Pregare cambia il cuore, diventi ciò che ami

Dal deserto al Tabor; dalla domenica dell'ombra che ci minaccia, alla domenica della luce che ci abita. Ciò che è avvenuto in Cristo avverrà in ciascuno, lui è il volto ultimo e alto dell'uomo, icona di Dio dipinta, come le antiche icone greche, su di un fondo d'oro, che traspare dalle ferite e dai graffi della vita, come da misteriose feritoie. Il racconto della trasfigurazione è collocato in un contesto duro e difficile: Gesù ha appena consegnato ai suoi il primo annuncio della passione: il figlio dell'uomo deve soffrire molto, essere rifiutato, venire ucciso. E subito, dentro quel momento di oscurità, il vangelo ci regala il volto di Cristo che gronda luce, su cui tenere fissi gli occhi per affrontare il momento in cui la vita gronda sangue, per tutti, come per Gesù nell'orto degli ulivi.
Gesù salì su di un alto monte a pregare. I monti sono come indici puntati verso il cielo, verso il mistero di Dio e la sua salvezza, raccontano che la vita è un ascendere silenzioso e tenace verso più luce, più orizzonti, più cielo.
Gesù sale per pregare. La preghiera è mettersi in viaggio: destinazione Tabor, un battesimo di luce e di silenzio; destinazione futuro, un futuro più buono; approdo è il cuore di luce di Dio.
Mentre pregava il suo volto cambiò di aspetto. Pregare trasforma. Pregare cambia il cuore, tu diventi ciò che contempli, ciò che ascolti, ciò che ami, Colui che preghi: è nel contatto con il Padre che la nostra realtà si illumina, e appare in tutta la sua lucentezza e profondità.

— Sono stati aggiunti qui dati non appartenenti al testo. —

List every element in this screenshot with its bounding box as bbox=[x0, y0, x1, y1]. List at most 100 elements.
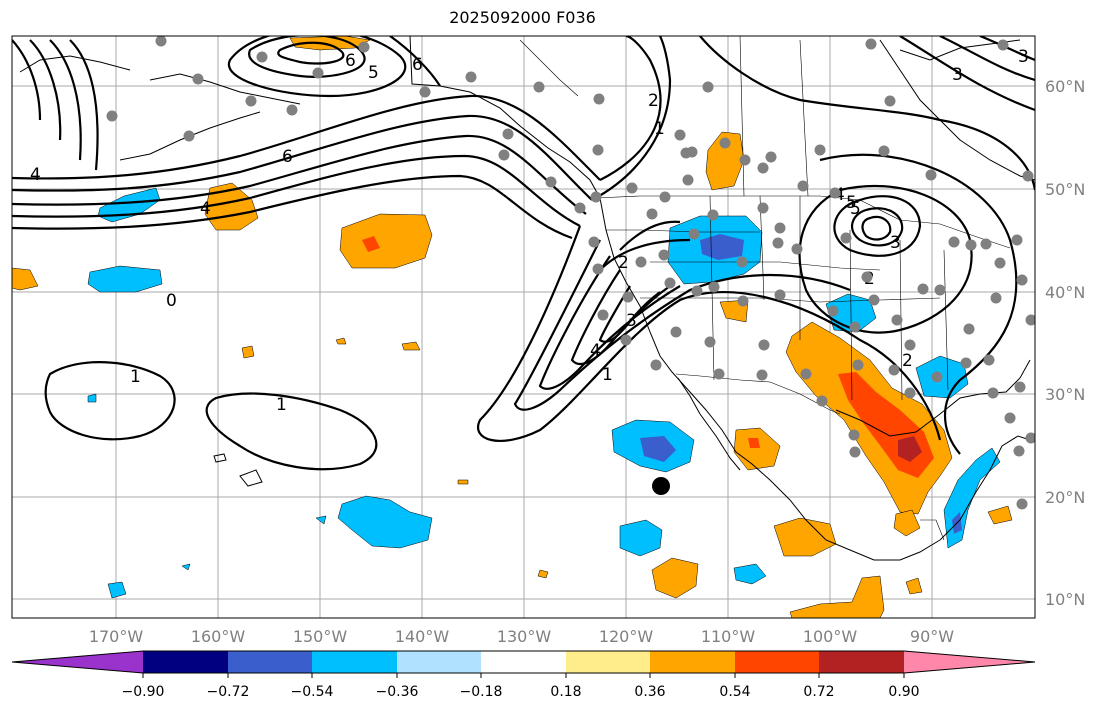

In qualche momento privilegiato, toccati dalla gioia, dalla dolcezza di Dio, forse ci è capitato di dire, come Pietro: Signore, che bello! Vorrei che questo momento durasse per sempre. Facciamo qui tre tende? E una voce interiore diceva: è bello stare su questa terra, gravida di luce. È bello essere uomini, dentro questa umanità che pian piano si libera, cresce, ascende. È bello vivere.
Le parole di Pietro trasmettono una esperienza precisa: Dio è bello. Invece La nostra predicazione ha ridotto Dio in miseria, relegato a rovistare nel passato e nel peccato dell'uomo. Ora sta a noi restituirgli il suo volto solare, testimoniare un Dio bello, desiderabile, interessante. Il Dio del futuro, delle fioriture, un Dio da gustare e da godere. Come san Francesco quando prega: tu sei bellezza, tu sei bellezza. Come sant'Agostino: tardi ti ho amato bellezza tanto antica e tanto nuova. Sarà come bere alle sorgenti della luce, agli orli dell'infinito.
Davvero il cristianesimo è proprio la religione della penitenza, della mortificazione, del sacrificio, come molti pensano? No, il vangelo è la bella notizia che Dio regala vita a chi produce amore.